Different energy streams follow different processes leading to different energy balances over time. Market processes facilitate full financial settlement long time after the month of consumption. Every mismatch in the energy balances leads to substantial gross margin impacts and bottom line effects.
The following picture enlightens better the financial issues underlying the energy balance closing process. An energy balance is set up per business month and per product (electricity vs natural gas):
Every energy stream (revenues, commodity, grid fee) has its own invoicing and settlement process. Mismatches between the streams, often referred to as ‘imbalances in energy’, sometimes remain undiscovered for very long times.
Then how to deal with imbalances ?
To prevent (temporary) imbalances ever becoming an issue, suppliers need to take a bottom-up approach in order to get an accurate view of their true settlement position. The market processes provide the necessary data, giving the suppliers the possibility to review gross margins per business month in a rolling window until the months are completely settled.
The simple reason that finance and sourcing departments struggle is that raw data messages come in on a transactional level. The company still needs to time slice the data in order to bring figures back to consumption months and financial years. Not an easy task because the market is charging costs to suppliers based on different slicing methods.
How then can energy suppliers correctly forecast and compare amounts and their related kWhs ? This is however extremely important to the Finance department, because the matching principle requires that all costs and revenues belonging to the same financial period should match!
So the company faces financial risk linked to long settlement processes, to mismatches in the energy balances, but also a cut-off problem. Put in other words, a lack of transparent and intelligent data management across the industry is the single biggest issue to shareholders evaluating their (return on) investments.
Classical Revenue Assurance is not enough
Revenue assurance focuses on the billing and collection processes, where the real shareholder risks start much earlier: what is the value of unbilled revenues? Does the balance sheet give a correct view on all revenues and customer related accounts ? But revenue assurance process should start much earlier. It should start from revenue recognition, making sure that billed and unbilled revenues add up to correct and total revenues for the period. From ‘revenue recognition to cash’. That’s the end-to-end process at revenues side, assuring that 100% of initially defined revenues fully get billed completely, and turned into cash.
The future market developments will add more functionality but also complexity, amongst others with the integration of smart meters. That surely will be an interesting step forward as it allows the company to identify interesting customers, but also to know the valuable customers within the portfolio when they are facing renewal.

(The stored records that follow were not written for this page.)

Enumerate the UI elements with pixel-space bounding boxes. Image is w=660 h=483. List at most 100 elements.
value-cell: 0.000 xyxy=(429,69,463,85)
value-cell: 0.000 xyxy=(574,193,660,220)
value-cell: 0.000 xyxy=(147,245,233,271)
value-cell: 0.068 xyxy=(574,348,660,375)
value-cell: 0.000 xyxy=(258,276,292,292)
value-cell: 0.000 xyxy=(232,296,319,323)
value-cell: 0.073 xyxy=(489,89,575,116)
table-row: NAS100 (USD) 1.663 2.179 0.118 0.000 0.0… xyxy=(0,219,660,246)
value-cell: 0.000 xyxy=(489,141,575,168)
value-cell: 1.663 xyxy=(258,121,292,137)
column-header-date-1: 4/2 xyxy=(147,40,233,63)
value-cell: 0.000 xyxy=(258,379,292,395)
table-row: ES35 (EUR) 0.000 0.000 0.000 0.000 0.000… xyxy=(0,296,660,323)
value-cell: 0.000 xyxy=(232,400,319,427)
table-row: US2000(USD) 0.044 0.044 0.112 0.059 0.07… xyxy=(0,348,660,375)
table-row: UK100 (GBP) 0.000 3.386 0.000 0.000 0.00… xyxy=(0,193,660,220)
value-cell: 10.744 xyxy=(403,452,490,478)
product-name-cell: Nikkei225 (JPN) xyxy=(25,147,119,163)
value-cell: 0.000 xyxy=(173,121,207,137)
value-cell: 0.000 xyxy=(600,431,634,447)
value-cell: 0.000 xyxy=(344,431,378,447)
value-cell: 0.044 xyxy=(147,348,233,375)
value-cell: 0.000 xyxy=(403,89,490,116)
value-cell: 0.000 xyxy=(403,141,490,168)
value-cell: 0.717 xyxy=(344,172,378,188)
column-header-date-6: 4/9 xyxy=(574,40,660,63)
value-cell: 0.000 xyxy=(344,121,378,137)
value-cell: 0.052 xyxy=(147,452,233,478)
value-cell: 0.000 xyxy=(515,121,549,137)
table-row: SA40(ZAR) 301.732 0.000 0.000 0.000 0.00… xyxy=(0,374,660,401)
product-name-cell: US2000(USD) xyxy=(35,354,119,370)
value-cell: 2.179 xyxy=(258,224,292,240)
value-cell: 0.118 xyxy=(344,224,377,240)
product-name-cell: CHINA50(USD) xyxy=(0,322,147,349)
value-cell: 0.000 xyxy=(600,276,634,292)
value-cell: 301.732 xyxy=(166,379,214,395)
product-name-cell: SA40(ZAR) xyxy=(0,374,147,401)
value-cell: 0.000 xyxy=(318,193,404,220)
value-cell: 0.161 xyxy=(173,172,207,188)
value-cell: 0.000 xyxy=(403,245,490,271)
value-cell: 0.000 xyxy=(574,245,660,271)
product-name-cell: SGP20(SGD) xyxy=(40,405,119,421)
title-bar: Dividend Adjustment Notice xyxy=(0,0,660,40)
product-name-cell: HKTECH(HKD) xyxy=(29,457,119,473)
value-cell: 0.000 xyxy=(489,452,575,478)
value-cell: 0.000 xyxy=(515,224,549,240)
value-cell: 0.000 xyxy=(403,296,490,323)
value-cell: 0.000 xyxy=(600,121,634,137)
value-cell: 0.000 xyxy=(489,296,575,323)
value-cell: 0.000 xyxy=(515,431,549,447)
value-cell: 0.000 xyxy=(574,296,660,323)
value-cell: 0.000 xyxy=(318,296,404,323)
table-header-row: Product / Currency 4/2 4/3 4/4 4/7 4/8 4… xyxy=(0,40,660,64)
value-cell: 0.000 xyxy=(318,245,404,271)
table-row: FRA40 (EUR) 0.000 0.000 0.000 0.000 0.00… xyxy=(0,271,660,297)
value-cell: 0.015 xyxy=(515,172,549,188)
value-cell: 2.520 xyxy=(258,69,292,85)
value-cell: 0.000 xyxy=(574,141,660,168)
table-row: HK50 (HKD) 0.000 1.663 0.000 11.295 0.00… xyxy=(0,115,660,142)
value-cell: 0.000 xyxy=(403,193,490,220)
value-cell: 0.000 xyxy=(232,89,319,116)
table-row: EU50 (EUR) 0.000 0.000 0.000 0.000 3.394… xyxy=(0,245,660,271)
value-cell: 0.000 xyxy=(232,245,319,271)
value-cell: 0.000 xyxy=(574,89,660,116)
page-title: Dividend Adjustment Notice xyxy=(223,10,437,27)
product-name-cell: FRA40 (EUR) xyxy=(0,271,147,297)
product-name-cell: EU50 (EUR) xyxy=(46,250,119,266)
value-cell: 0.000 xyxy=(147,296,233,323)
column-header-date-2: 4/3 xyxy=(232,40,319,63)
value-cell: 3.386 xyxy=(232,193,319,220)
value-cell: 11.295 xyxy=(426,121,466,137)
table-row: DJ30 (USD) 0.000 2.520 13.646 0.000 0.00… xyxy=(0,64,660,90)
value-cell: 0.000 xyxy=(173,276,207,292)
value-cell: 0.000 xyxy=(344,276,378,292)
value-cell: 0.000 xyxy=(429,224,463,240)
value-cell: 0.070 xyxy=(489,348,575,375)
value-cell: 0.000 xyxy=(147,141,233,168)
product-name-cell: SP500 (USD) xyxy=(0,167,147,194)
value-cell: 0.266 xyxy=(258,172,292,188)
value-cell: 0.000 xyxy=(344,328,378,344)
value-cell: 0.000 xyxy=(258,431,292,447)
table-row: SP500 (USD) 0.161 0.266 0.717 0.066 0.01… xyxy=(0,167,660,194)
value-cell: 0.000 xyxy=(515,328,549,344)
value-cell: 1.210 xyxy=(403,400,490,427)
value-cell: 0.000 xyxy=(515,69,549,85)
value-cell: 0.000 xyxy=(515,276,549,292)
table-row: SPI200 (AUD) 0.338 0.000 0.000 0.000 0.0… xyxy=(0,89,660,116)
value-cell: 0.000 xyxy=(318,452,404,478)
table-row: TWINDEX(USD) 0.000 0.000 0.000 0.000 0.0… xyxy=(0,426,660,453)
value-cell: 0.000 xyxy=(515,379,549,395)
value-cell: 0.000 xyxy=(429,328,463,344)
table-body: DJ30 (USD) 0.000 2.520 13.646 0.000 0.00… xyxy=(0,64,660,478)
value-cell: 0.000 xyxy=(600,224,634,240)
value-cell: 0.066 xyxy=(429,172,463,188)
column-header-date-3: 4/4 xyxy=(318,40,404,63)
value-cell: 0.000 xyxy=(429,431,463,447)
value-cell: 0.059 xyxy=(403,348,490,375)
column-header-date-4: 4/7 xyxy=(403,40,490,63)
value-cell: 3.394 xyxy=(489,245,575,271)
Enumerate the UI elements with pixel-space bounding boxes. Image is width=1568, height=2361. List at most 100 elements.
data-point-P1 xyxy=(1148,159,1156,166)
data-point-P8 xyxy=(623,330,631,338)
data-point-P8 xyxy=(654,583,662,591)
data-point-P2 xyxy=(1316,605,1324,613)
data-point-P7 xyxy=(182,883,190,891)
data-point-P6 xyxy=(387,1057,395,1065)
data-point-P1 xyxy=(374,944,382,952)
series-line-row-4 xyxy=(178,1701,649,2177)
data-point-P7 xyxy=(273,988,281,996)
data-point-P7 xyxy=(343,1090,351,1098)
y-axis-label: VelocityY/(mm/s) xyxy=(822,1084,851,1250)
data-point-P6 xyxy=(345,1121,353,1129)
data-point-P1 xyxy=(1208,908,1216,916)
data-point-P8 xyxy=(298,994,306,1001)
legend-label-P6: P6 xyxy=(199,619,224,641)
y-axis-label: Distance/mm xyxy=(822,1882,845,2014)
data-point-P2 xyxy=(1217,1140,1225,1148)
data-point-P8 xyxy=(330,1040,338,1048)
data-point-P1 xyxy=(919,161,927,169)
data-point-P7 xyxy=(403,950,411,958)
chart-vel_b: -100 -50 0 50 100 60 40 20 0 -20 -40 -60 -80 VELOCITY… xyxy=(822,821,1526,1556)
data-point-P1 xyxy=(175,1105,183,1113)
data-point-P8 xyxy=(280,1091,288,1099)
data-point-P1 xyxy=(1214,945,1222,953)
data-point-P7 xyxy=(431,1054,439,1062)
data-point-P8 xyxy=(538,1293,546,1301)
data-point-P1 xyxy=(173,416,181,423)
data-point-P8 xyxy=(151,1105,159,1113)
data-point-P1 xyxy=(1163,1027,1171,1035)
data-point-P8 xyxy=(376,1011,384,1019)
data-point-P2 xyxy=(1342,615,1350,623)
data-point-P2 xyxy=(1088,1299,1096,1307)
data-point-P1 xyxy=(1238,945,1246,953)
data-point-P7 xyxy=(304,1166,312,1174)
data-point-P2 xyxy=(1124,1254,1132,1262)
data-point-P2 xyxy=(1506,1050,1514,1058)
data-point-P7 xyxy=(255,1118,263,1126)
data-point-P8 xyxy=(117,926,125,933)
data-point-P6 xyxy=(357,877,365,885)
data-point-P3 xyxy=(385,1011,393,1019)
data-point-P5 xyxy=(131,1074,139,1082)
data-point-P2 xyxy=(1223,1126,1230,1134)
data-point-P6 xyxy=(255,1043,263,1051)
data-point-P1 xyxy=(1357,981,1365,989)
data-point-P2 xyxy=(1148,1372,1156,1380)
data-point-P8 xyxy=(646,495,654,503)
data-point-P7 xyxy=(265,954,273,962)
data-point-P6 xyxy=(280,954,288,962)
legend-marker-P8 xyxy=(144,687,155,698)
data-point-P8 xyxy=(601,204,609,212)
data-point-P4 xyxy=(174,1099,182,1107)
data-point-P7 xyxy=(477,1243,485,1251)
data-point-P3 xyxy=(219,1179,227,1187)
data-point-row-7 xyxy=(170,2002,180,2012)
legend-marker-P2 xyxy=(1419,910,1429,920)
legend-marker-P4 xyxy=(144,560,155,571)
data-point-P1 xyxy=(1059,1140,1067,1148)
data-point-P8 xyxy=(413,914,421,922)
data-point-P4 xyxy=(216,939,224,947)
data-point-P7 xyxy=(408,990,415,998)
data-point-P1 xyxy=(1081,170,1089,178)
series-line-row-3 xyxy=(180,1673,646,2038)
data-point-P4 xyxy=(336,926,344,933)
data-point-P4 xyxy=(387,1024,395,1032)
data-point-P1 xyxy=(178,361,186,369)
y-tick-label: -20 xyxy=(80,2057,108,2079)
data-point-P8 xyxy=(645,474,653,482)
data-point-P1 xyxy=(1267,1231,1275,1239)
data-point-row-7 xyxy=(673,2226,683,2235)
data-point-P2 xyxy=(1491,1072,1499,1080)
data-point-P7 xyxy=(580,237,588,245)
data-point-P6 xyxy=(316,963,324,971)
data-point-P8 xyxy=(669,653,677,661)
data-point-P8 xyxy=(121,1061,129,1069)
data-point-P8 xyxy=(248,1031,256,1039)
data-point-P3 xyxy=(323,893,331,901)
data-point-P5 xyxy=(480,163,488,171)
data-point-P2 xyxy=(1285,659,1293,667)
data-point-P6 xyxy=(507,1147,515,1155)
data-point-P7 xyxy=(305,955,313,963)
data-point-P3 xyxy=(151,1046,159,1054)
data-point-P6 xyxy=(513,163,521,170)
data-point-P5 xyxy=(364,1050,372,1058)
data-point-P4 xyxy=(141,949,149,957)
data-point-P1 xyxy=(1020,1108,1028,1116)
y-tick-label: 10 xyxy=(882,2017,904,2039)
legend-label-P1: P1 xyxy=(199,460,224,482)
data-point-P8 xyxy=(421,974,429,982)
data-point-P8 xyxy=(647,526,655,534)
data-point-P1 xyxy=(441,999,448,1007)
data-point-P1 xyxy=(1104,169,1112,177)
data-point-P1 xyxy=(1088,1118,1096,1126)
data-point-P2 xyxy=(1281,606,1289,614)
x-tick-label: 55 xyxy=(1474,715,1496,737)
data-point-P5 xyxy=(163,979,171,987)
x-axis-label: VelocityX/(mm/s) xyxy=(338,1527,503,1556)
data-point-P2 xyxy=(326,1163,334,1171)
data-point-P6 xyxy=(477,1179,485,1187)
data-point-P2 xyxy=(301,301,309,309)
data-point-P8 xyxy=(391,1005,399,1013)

But, the industry has major challenges ahead. Energy margins have become really narrow after years of free market competition. Sure, the devil is in the detail, well hidden in the big data sea. But in such a capital intensive business, yet so little profitable, every mismatch hits the bottom-line dramatically. Finance, sourcing and the different settlement teams have a nice challenge here: making sure that 100% of the gross margin is realized is not only a necessity but also a real nice value add to this business.